There are four independent justifications for this formulation:

📐 Mathematical: Guaranteeing Convergence

Without discounting ($\gamma = 1$), infinite-horizon returns can diverge:

\[G_t = R_{t+1} + R_{t+2} + \cdots = \infty\]

With $\gamma < 1$ and bounded rewards $

\leq R_{\max}$:

\[|G_t| \leq \frac{R_{\max}}{1 - \gamma} < \infty\]

💰 Economic: Time Value of Money

Directly borrowed from finance. A dollar today is worth more than a dollar tomorrow because today’s dollar can be invested. The discount rate $1 - \gamma$ plays the role of the interest rate. Future rewards are “less valuable” because they are less certain.

🎲 Probabilistic: Modeling Uncertainty

$\gamma$ can be interpreted as the probability that the episode continues to the next step:

\[\gamma = P(\text{episode continues})\]

With a $(1 - \gamma)$ chance of termination at every step, the expected contribution of a reward $k$ steps in the future is naturally $\gamma^k R_{t+k+1}$.

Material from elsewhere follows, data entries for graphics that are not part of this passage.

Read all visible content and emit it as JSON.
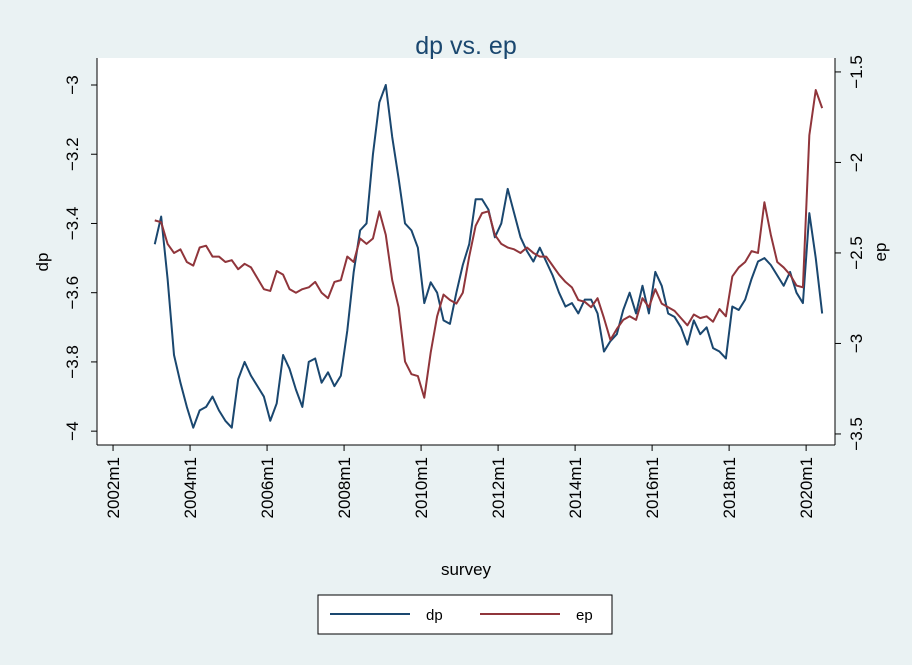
{
  "chart_data": {
    "type": "line",
    "title": "dp vs. ep",
    "xlabel": "survey",
    "ylabel": "dp",
    "y2label": "ep",
    "x": [
      "2003m2",
      "2003m4",
      "2003m6",
      "2003m8",
      "2003m10",
      "2003m12",
      "2004m2",
      "2004m4",
      "2004m6",
      "2004m8",
      "2004m10",
      "2004m12",
      "2005m2",
      "2005m4",
      "2005m6",
      "2005m8",
      "2005m10",
      "2005m12",
      "2006m2",
      "2006m4",
      "2006m6",
      "2006m8",
      "2006m10",
      "2006m12",
      "2007m2",
      "2007m4",
      "2007m6",
      "2007m8",
      "2007m10",
      "2007m12",
      "2008m2",
      "2008m4",
      "2008m6",
      "2008m8",
      "2008m10",
      "2008m12",
      "2009m2",
      "2009m4",
      "2009m6",
      "2009m8",
      "2009m10",
      "2009m12",
      "2010m2",
      "2010m4",
      "2010m6",
      "2010m8",
      "2010m10",
      "2010m12",
      "2011m2",
      "2011m4",
      "2011m6",
      "2011m8",
      "2011m10",
      "2011m12",
      "2012m2",
      "2012m4",
      "2012m6",
      "2012m8",
      "2012m10",
      "2012m12",
      "2013m2",
      "2013m4",
      "2013m6",
      "2013m8",
      "2013m10",
      "2013m12",
      "2014m2",
      "2014m4",
      "2014m6",
      "2014m8",
      "2014m10",
      "2014m12",
      "2015m2",
      "2015m4",
      "2015m6",
      "2015m8",
      "2015m10",
      "2015m12",
      "2016m2",
      "2016m4",
      "2016m6",
      "2016m8",
      "2016m10",
      "2016m12",
      "2017m2",
      "2017m4",
      "2017m6",
      "2017m8",
      "2017m10",
      "2017m12",
      "2018m2",
      "2018m4",
      "2018m6",
      "2018m8",
      "2018m10",
      "2018m12",
      "2019m2",
      "2019m4",
      "2019m6",
      "2019m8",
      "2019m10",
      "2019m12",
      "2020m2",
      "2020m4",
      "2020m6"
    ],
    "series": [
      {
        "name": "dp",
        "color": "#1a476f",
        "axis": "y",
        "values": [
          -3.46,
          -3.38,
          -3.56,
          -3.78,
          -3.86,
          -3.93,
          -3.99,
          -3.94,
          -3.93,
          -3.9,
          -3.94,
          -3.97,
          -3.99,
          -3.85,
          -3.8,
          -3.84,
          -3.87,
          -3.9,
          -3.97,
          -3.92,
          -3.78,
          -3.82,
          -3.88,
          -3.93,
          -3.8,
          -3.79,
          -3.86,
          -3.83,
          -3.87,
          -3.84,
          -3.71,
          -3.54,
          -3.42,
          -3.4,
          -3.2,
          -3.05,
          -3.0,
          -3.15,
          -3.27,
          -3.4,
          -3.42,
          -3.47,
          -3.63,
          -3.57,
          -3.6,
          -3.68,
          -3.69,
          -3.6,
          -3.52,
          -3.46,
          -3.33,
          -3.33,
          -3.36,
          -3.44,
          -3.4,
          -3.3,
          -3.37,
          -3.44,
          -3.48,
          -3.51,
          -3.47,
          -3.51,
          -3.55,
          -3.6,
          -3.64,
          -3.63,
          -3.66,
          -3.62,
          -3.62,
          -3.66,
          -3.77,
          -3.74,
          -3.72,
          -3.65,
          -3.6,
          -3.66,
          -3.58,
          -3.66,
          -3.54,
          -3.58,
          -3.66,
          -3.67,
          -3.7,
          -3.75,
          -3.68,
          -3.72,
          -3.7,
          -3.76,
          -3.77,
          -3.79,
          -3.64,
          -3.65,
          -3.62,
          -3.56,
          -3.51,
          -3.5,
          -3.52,
          -3.55,
          -3.58,
          -3.54,
          -3.6,
          -3.63,
          -3.37,
          -3.5,
          -3.66
        ]
      },
      {
        "name": "ep",
        "color": "#90353b",
        "axis": "y2",
        "values": [
          -2.32,
          -2.33,
          -2.45,
          -2.5,
          -2.48,
          -2.55,
          -2.57,
          -2.47,
          -2.46,
          -2.52,
          -2.52,
          -2.55,
          -2.54,
          -2.59,
          -2.56,
          -2.58,
          -2.64,
          -2.7,
          -2.71,
          -2.6,
          -2.62,
          -2.7,
          -2.72,
          -2.7,
          -2.69,
          -2.66,
          -2.72,
          -2.75,
          -2.66,
          -2.65,
          -2.52,
          -2.55,
          -2.42,
          -2.45,
          -2.42,
          -2.27,
          -2.4,
          -2.65,
          -2.8,
          -3.1,
          -3.17,
          -3.18,
          -3.3,
          -3.05,
          -2.85,
          -2.73,
          -2.76,
          -2.78,
          -2.72,
          -2.52,
          -2.35,
          -2.28,
          -2.27,
          -2.4,
          -2.45,
          -2.47,
          -2.48,
          -2.5,
          -2.47,
          -2.5,
          -2.52,
          -2.52,
          -2.57,
          -2.62,
          -2.66,
          -2.69,
          -2.76,
          -2.77,
          -2.8,
          -2.75,
          -2.86,
          -2.98,
          -2.92,
          -2.87,
          -2.85,
          -2.87,
          -2.75,
          -2.8,
          -2.7,
          -2.78,
          -2.8,
          -2.82,
          -2.86,
          -2.9,
          -2.84,
          -2.86,
          -2.85,
          -2.88,
          -2.81,
          -2.85,
          -2.63,
          -2.58,
          -2.55,
          -2.49,
          -2.5,
          -2.22,
          -2.4,
          -2.55,
          -2.58,
          -2.62,
          -2.68,
          -2.69,
          -1.85,
          -1.6,
          -1.7
        ]
      }
    ],
    "xlim": [
      "2001m8",
      "2020m10"
    ],
    "xticks": [
      "2002m1",
      "2004m1",
      "2006m1",
      "2008m1",
      "2010m1",
      "2012m1",
      "2014m1",
      "2016m1",
      "2018m1",
      "2020m1"
    ],
    "ylim": [
      -4.04,
      -2.922
    ],
    "yticks": [
      {
        "value": -4,
        "label": "−4"
      },
      {
        "value": -3.8,
        "label": "−3.8"
      },
      {
        "value": -3.6,
        "label": "−3.6"
      },
      {
        "value": -3.4,
        "label": "−3.4"
      },
      {
        "value": -3.2,
        "label": "−3.2"
      },
      {
        "value": -3,
        "label": "−3"
      }
    ],
    "y2lim": [
      -3.561,
      -1.423
    ],
    "y2ticks": [
      {
        "value": -3.5,
        "label": "−3.5"
      },
      {
        "value": -3,
        "label": "−3"
      },
      {
        "value": -2.5,
        "label": "−2.5"
      },
      {
        "value": -2,
        "label": "−2"
      },
      {
        "value": -1.5,
        "label": "−1.5"
      }
    ],
    "legend": "bottom"
  }
}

🧠 Behavioral: Biological Time Preference

Psychological experiments consistently show that animals (including humans) prefer immediate rewards. The classical pigeon experiment: given a choice between 1 food pellet now vs. 3 pellets in 10 seconds, pigeons often choose the immediate reward. $\gamma$ quantifies this temporal preference:

$\gamma$	Behavior
0.0	Completely myopic — only cares about immediate reward
0.9	10-step future reward weighted at $0.9^{10} \approx 0.35$
0.99	100-step future reward weighted at $0.99^{100} \approx 0.37$
1.0	Fully far-sighted — all future rewards equal weight

Summary

Concept	Key Takeaway
Motivation	Sampling from a distribution is often feasible even when the distribution has no closed form
MC applicability	Works when target distribution is known; fails when it must be learned
First-visit vs every-visit	First-visit: only count the return from the first time a state appears per episode
Common bug	Backward loop + running `visited_states` set checks future steps, not past ones
$R_{t+1}$ vs $R_t$	The reward in $(S_t, A_t, R_{t+1})$ is earned by leaving $S_t$, not entering it
Convergence	Law of Large Numbers: sample mean → true expectation as $n \to \infty$
Discounting	Mathematical necessity + economic intuition + probabilistic uncertainty + biological preference

The philosophy of Monte Carlo: You don’t need a model of the world. You just need enough experience. Statistical regularity will emerge.